Boxe: a Livorno grande prova di Gassani contro un pericoloso Kraiem
Avete presente quei pessimi film sul pugilato inverosimili e per sempliciotti (a dire il vero sono così quasi tutti i film sul pugilato) in cui un pugile prima viene orribilmente massacrato di botte e poi all’improvviso si rianima e sconfigge l’avversario?

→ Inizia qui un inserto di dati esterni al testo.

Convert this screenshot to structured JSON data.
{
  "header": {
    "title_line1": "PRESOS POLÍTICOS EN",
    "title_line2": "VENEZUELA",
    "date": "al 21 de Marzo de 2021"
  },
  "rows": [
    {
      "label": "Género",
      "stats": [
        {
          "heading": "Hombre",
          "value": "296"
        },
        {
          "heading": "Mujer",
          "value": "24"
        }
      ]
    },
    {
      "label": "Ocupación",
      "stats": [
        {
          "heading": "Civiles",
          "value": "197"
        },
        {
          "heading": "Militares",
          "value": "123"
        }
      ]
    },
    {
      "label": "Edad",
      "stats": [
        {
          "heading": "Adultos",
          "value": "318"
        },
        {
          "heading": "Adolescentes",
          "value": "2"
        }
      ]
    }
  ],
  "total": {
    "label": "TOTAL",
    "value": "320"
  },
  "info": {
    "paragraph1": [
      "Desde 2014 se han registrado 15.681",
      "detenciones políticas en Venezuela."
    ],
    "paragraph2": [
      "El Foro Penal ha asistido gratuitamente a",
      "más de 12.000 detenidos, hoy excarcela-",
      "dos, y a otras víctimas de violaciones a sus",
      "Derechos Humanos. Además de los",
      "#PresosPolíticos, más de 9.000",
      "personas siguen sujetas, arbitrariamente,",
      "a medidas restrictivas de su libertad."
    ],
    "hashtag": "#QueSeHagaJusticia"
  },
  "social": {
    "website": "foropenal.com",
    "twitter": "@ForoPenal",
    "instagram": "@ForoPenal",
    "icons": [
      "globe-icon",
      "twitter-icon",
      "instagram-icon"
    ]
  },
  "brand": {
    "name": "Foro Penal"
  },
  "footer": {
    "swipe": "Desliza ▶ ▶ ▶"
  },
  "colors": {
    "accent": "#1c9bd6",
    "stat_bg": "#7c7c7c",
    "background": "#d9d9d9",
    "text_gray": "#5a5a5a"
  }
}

Be’, qualcosa di simile può accadere –raramente–anche nella realtà, ed è ciò che si è visto sul ring del PalaCosmelli di Livorno in un incontro di rara intensità.
Federico Gassani (12-2-1) ha 39 anni e vuole stringere i tempi per giocarsi un’altra chance per il titolo italiano dopo la discutibile sconfitta di un anno fa contro Stefano Abatangelo.
Claudio Kraiem, 28 anni, siciliano ma romano d’adozione (combatte per la rinomata Quadraro Boxing Team, all’angolo ha il M° Silvano Setaro), è pugile da non sottovalutare a dispetto del suo record di 7-10-1: i numeri non dicono mai tutto, basti pensare che due delle sconfitte le ha subite (nel 2015 e nel 2017) dall’attuale campione italiano della categoria Adriano Sperandio.
E infatti parte di gran carriera, veloce e preciso, già nel primo round mette a segno diverse combinazioni di colpi al volto: colpi potenti, Gassani in un paio di occasioni vacilla vistosamente (credo che oltre a me anche gli altri 600 spettatori avranno pensato, o temuto, che stesse per arrivare un inatteso ko), è scosso anche se riesce a non perdere lucidità.
Nel secondo round la musica non cambia, è Kraiem a dirigere e Gassani sembra essere in uno di quei momenti “no” che talora gli capitano. Invece nell’intervallo che precede il terzo round succede qualcosa: non che Lenny Bottai faccia i miracoli e pertanto si possa avviare –post mortem– il suo processo di beatificazione presso la Congregazione per le Cause dei Santi, ma probabilmente gli dà le giuste indicazioni, chi conosce il pugilato sa quanto può essere prezioso il maestro nel vedere dall’angolo cose che il pugile non vede.
Gassani è come trasfigurato, da questo momento in avanti riesce a sottrarsi e a ribattere, e poi anche ad anticipare, insomma prende in mano il match e si aggiudica nettamente le restanti 4 riprese. Kraiem continua a spendere molte, troppe energie, e farlo a vuoto è frustrante oltre che stancante: ne viene fuori qualche eccesso di foga e si becca anche un reclamo ufficiale per essersi spinto avanti per l’ennesima volta con la testa.
Vittoria inequivocabile di Gassani, non vengono letti i cartellini ma un giudice che avesse scritto qualcosa di diverso da un 58-55 dovrebbe cambiare mestiere. Ora il prossimo appuntamento è l’incontro per il titolo.